Issue 156:
Brazil Under Cardoso
Issue 156, September 2007, Volume 34, Number 5
Issue Editors: John L. Hammond and João Roberto Martins-Filho

Fernando Henrique Cardoso, president of Brazil from 1995 to 2002, was exiled from his homeland under the military government and won fame as a sociologist and creator of dependency theory before he entered politics. As finance minister under President Itamar Franco, he became the architect of the real plan which defeated Brazil's killing hyperinflation and rode to the presidency on the strength of that accomplishment.

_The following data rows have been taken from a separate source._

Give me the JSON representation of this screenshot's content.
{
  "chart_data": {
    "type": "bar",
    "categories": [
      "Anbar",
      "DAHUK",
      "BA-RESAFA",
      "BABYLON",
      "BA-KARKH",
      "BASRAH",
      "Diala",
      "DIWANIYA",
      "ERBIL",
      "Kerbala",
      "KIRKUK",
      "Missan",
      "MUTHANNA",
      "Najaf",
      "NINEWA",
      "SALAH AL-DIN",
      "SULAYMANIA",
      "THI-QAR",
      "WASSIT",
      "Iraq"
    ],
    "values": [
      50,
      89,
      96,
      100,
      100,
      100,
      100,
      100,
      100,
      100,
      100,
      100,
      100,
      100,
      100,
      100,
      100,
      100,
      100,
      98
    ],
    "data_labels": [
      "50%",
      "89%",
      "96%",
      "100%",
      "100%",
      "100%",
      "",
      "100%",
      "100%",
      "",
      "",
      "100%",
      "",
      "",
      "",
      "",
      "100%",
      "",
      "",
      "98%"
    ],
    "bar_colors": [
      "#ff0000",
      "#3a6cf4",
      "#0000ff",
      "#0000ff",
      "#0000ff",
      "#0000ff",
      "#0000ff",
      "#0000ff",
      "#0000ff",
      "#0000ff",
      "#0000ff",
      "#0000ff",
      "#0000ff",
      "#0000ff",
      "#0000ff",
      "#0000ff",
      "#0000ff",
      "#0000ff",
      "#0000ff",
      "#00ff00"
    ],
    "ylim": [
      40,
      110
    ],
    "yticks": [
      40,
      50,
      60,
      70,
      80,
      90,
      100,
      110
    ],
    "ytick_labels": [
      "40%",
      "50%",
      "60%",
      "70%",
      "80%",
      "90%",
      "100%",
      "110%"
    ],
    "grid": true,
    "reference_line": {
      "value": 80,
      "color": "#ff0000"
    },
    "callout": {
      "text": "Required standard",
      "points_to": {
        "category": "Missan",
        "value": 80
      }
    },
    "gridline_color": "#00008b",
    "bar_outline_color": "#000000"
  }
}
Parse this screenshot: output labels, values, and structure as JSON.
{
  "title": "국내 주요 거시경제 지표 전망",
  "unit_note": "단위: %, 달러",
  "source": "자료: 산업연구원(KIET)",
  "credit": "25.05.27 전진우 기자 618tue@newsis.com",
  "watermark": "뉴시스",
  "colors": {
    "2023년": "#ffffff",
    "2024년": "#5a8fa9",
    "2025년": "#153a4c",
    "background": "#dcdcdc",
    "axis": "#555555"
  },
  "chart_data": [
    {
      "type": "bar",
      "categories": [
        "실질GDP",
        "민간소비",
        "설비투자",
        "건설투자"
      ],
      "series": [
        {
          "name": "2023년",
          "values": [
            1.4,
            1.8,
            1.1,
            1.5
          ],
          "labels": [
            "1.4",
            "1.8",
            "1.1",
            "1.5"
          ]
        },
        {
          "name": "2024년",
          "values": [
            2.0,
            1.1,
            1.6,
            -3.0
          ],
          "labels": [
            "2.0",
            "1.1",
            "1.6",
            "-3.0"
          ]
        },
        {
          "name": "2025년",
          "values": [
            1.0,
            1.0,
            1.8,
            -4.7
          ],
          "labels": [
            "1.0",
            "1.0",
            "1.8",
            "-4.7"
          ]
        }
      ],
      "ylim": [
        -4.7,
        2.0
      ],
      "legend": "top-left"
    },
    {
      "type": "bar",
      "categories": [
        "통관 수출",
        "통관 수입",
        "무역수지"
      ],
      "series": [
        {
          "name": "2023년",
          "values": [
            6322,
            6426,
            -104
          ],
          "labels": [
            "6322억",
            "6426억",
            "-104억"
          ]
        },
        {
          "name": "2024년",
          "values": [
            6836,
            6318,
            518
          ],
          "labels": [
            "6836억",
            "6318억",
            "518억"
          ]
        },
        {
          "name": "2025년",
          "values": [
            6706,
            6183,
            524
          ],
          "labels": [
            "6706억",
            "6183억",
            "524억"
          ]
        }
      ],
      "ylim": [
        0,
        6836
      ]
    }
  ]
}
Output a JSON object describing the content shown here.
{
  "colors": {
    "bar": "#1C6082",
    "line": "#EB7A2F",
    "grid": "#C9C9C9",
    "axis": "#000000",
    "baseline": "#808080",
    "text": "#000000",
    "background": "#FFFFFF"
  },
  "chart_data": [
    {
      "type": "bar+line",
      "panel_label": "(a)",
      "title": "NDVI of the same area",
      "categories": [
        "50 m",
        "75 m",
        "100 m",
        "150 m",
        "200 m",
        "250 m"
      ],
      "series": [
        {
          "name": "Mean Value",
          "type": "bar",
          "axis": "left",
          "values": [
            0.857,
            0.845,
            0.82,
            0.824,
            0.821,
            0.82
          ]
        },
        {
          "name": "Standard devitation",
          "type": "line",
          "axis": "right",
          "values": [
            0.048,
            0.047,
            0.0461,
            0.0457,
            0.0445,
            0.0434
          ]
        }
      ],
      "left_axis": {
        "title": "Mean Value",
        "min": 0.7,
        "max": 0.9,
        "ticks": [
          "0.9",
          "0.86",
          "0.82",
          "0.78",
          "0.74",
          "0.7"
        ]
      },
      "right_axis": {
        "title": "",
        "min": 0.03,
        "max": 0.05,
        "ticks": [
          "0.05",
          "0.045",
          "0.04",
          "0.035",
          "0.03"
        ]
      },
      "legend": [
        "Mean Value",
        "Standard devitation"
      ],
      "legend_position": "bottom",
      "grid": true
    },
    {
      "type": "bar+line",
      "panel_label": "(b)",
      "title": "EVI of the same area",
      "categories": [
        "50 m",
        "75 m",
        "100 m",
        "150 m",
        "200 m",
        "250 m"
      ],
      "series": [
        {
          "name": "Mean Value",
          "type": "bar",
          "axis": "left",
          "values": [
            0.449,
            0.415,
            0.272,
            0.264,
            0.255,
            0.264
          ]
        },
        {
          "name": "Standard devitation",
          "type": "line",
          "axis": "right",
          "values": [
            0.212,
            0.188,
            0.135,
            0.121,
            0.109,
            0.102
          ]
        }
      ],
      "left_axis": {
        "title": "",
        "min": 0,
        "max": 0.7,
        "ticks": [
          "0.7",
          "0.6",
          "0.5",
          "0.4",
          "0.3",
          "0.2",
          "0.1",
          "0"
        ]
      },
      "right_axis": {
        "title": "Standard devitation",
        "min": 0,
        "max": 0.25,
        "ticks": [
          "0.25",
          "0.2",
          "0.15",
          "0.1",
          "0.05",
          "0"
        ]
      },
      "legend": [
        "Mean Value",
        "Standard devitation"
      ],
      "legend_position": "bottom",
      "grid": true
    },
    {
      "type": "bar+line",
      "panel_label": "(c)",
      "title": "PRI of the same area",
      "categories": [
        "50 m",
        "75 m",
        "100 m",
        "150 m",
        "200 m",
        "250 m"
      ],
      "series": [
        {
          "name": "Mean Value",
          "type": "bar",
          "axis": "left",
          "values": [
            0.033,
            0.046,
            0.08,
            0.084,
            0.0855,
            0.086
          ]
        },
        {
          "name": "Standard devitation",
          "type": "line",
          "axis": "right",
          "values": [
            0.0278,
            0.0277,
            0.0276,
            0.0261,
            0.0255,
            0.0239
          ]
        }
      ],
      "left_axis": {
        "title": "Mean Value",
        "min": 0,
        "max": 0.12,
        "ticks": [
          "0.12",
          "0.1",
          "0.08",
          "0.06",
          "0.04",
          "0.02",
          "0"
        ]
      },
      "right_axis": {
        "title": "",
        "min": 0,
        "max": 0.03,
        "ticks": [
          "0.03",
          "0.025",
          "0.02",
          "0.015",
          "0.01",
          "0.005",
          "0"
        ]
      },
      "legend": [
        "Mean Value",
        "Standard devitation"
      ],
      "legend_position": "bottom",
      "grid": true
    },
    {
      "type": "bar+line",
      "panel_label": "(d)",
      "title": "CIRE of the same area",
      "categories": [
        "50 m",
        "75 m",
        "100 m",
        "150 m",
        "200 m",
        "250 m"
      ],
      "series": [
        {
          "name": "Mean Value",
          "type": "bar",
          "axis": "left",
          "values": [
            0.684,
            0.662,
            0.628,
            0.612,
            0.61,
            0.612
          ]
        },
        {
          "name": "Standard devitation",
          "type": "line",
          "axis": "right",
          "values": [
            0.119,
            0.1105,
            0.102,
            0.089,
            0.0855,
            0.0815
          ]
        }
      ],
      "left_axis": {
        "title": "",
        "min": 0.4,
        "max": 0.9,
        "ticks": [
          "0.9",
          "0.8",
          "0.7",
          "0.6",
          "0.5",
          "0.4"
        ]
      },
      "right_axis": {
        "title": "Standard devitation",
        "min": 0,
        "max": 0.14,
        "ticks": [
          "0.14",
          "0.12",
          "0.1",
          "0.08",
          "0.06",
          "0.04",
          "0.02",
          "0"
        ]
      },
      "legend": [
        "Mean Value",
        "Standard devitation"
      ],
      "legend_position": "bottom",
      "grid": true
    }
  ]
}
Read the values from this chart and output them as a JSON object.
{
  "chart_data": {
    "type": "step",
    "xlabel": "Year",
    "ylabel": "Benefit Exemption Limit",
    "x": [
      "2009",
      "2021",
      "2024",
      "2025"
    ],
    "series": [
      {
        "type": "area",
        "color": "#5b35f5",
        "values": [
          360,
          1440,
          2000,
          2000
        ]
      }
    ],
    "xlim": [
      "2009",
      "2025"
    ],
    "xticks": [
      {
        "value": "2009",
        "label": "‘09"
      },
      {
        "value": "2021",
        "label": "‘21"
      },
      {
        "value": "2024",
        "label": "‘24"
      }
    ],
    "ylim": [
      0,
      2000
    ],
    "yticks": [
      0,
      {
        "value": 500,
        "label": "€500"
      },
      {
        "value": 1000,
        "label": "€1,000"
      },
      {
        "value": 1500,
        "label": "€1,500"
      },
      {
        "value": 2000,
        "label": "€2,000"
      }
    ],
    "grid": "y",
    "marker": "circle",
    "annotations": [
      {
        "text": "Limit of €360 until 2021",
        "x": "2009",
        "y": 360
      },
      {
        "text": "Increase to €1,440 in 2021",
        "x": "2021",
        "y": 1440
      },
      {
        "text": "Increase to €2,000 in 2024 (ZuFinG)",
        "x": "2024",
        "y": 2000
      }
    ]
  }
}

As president he sought to implement market reforms domestically and to integrate Brazil to the emerging neoliberal global economy. But his successes were mixed: By the end of his term the real had been devalued by two thirds, the public debt had doubled as a percent of GNP, the country was strapped by financial conditions imposed by the International Monetary Fund, and economic growth was mediocre. He nevertheless won extravagant praise from many foreign observers.
The articles in this issue examine his achievements in office and find that they were as much a response to unforeseen circumstances as exercises of a planned program. Gabriel Ondetti shows that agrarian reform was a response to an upsurge of protest and land occupations, not an conscious attempt to redress rural poverty. Fiona Macaulay argues that the justice sector had low political priority, producing policies that were fragmentary and reactive, largely due to fiscal austerity.
The Cardoso administration essentially maintained the foreign policy of its predecessors. Gaspare Genna and Taeko Hiroi highlight Brazil's contribution to strengthening Mercosur, while Tullo Vigévani and Marcelo Fernandes de Oliveira argue that although Cardoso sought to integrate Brazil with the world economy in order to stimulate economic growth, that promise went largely unfulfilled. Domestic liberalization led to a fiscal crisis during Cardoso's term, according to Matias Vernengo, and the resulting external debt prevented any significant social expenses or improvement in income distribution.
The analyses by Jawdat Abu-el-Haj and Armando Boito make divergent claims about the ultimate beneficiaries of Cardoso's reforms, for Abu-el-Haj the national bourgeoisie, for Boito finance capital and international capital. Boito further argues that Lula's economic policy serves the same interests. The issue concludes with Geisa Maria Rocha's appreciation of the life and career of Celso Furtado, whose dedication to national integration and improvement in the quality of life for all Brazilians she contrasts with Cardoso's policies.
Taken as a whole, these articles show that Fernando Henrique Cardoso's policies brought financial disaster and failed to produce the economic growth that might have made possible the more equitable society to which he claimed to aspire.